The Georgia Supreme Court’s recent decision permits defense counsel to conduct ex parte meetings with a plaintiff’s treating healthcare providers (Baker et al. v. Wellstar Health Systems, Inc. et al., 2010 WL 2159372 (2010)). This decision reaffirms and clarifies the Supreme Court’s finding in Moreland v. Austin, 284 Ga. 730 (2008), that defense counsel can informally interview a plaintiff’s treating healthcare providers if they “obtain a valid authorization, or court order or otherwise comply with the provisions of 45 C.F.R. § 164.512(e).” There had been some confusion among trial courts regarding how the Moreland decision should be applied and the proper procedural requirements that must be satisfied for ex parte meetings to occur.
The Baker court explained that a qualified protective order that incorporates the procedural safeguards mandated by the Health Insurance Portability and Accountability Act (HIPAA) is a proper mechanism for permitting ex parte interviews with a plaintiff’s treating healthcare providers. The court reasoned that the protective order must be narrowly tailored to “matters relevant to the plaintiff’s medical condition which is at issue in the proceeding.”
The court specifically noted that a protective order that permits the physician to discuss “any past, present or future care” of a plaintiff is too broad and would violate state law privacy rights.

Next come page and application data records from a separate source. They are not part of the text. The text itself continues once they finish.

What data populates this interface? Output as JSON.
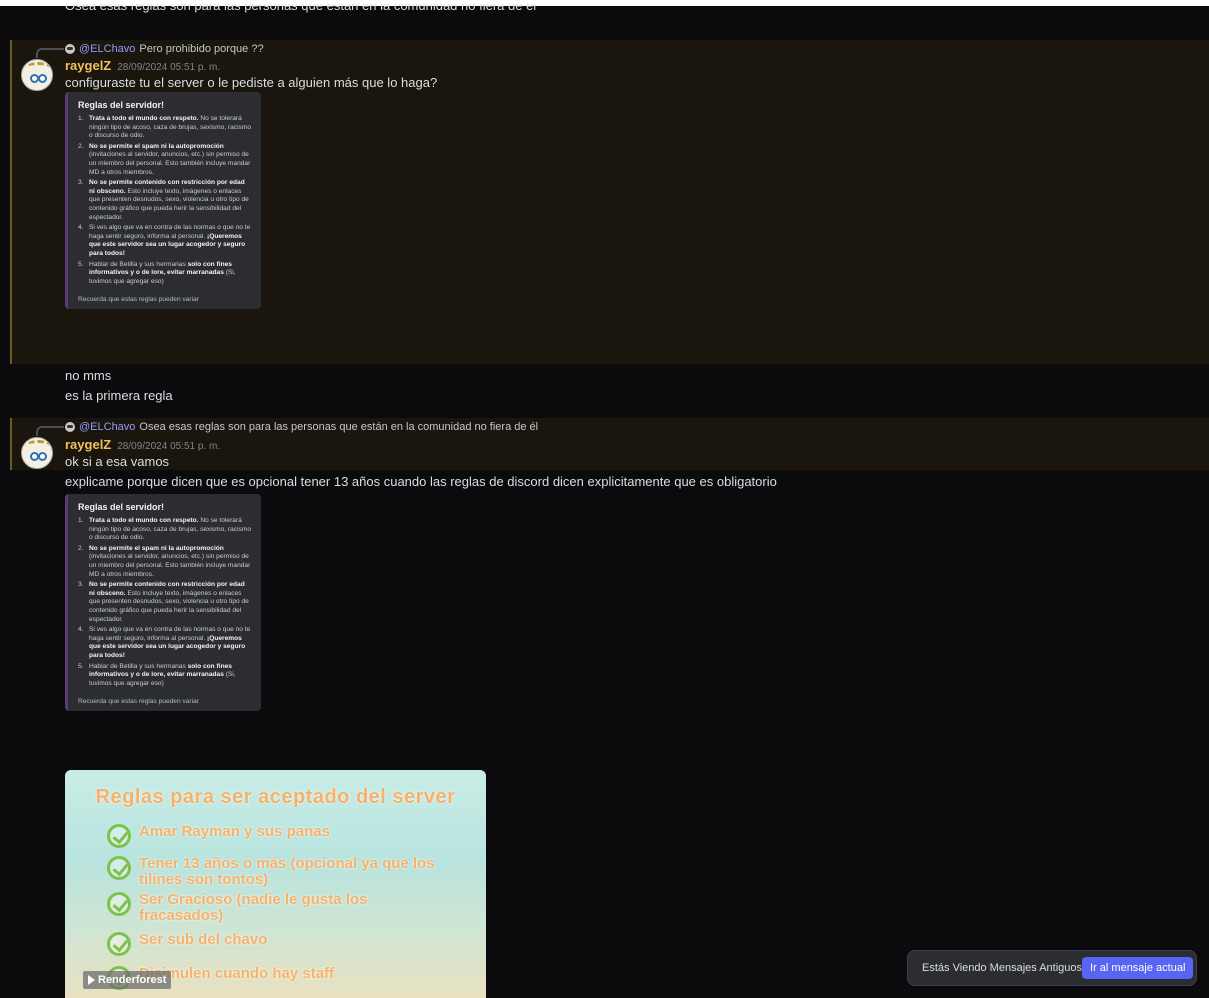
{
  "top_cut_text": "Osea esas reglas son para las personas que están en la comunidad no fiera de él",
  "messages": [
    {
      "reply": {
        "mention": "@ELChavo",
        "text": "Pero prohibido porque ??"
      },
      "author": "raygelZ",
      "timestamp": "28/09/2024 05:51 p. m.",
      "text": "configuraste tu el server o le pediste a alguien más que lo haga?"
    },
    {
      "lines": [
        "no mms",
        "es la primera regla"
      ]
    },
    {
      "reply": {
        "mention": "@ELChavo",
        "text": "Osea esas reglas son para las personas que están en la comunidad no fiera de él"
      },
      "author": "raygelZ",
      "timestamp": "28/09/2024 05:51 p. m.",
      "text": "ok si a esa vamos",
      "text2": "explicame porque dicen que es opcional tener 13 años cuando las reglas de discord dicen explicitamente que es obligatorio"
    }
  ],
  "embed": {
    "title": "Reglas del servidor!",
    "rules": [
      {
        "num": "1.",
        "bold": "Trata a todo el mundo con respeto.",
        "rest": " No se tolerará ningún tipo de acoso, caza de brujas, sexismo, racismo o discurso de odio."
      },
      {
        "num": "2.",
        "bold": "No se permite el spam ni la autopromoción",
        "rest": " (invitaciones al servidor, anuncios, etc.) sin permiso de un miembro del personal. Esto también incluye mandar MD a otros miembros."
      },
      {
        "num": "3.",
        "bold": "No se permite contenido con restricción por edad ni obsceno.",
        "rest": " Esto incluye texto, imágenes o enlaces que presenten desnudos, sexo, violencia u otro tipo de contenido gráfico que pueda herir la sensibilidad del espectador."
      },
      {
        "num": "4.",
        "pre": "Si ves algo que va en contra de las normas o que no te haga sentir seguro, informa al personal. ",
        "bold": "¡Queremos que este servidor sea un lugar acogedor y seguro para todos!"
      },
      {
        "num": "5.",
        "pre": "Hablar de Betilla y sus hermanas ",
        "bold": "solo con fines informativos y o de lore, evitar marranadas",
        "rest": " (Si, tuvimos que agregar eso)"
      }
    ],
    "footer": "Recuerda que estas reglas pueden variar"
  },
  "poster": {
    "title": "Reglas para ser aceptado del server",
    "items": [
      "Amar Rayman y sus panas",
      "Tener 13 años o más  (opcional ya que los tilines son tontos)",
      "Ser Gracioso (nadie le gusta los fracasados)",
      "Ser sub del chavo",
      "Disimulen cuando hay staff"
    ],
    "watermark": "Renderforest"
  },
  "jump": {
    "text": "Estás Viendo Mensajes Antiguos",
    "button": "Ir al mensaje actual"
  }
}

The court also specifically approved a qualified protective order that contained the following provisions:
- the healthcare provider is advised that they are not required to engage in such meetings and that their decision to participate is voluntar
- the disclosed health information may not be used for any nonlitigation purpose
- the health information must be destroyed or returned to the healthcare provider at the end of the litigation.
The court justified its decision permitting ex parte interviews by explaining that they diminish the cost of formal discovery, as both plaintiffs and defendants can have equal access to information through informal discovery. Otherwise, plaintiffs could conduct informal ex parte communications, but defendants would have to pursue formal discovery (i.e., depositions) to obtain the same information.
The recent decision solidifies the defense bar’s position that ex parte meetings with a plaintiff’s healthcare providers can occur pursuant to a qualified protective order that complies with the procedural mandates of HIPAA.
Importantly, the court specifically referenced an example of a qualified protective order that meets the procedural safeguards required by HIPAA. This blessing by the Supreme Court of the specific language that should be included in a qualified protective order should help resolve any existing confusion regarding the issue of ex parte meetings. It is recommended that defense counsel move for a qualified protective order consistent with the Baker decision so that they can have equal access to important medical witnesses.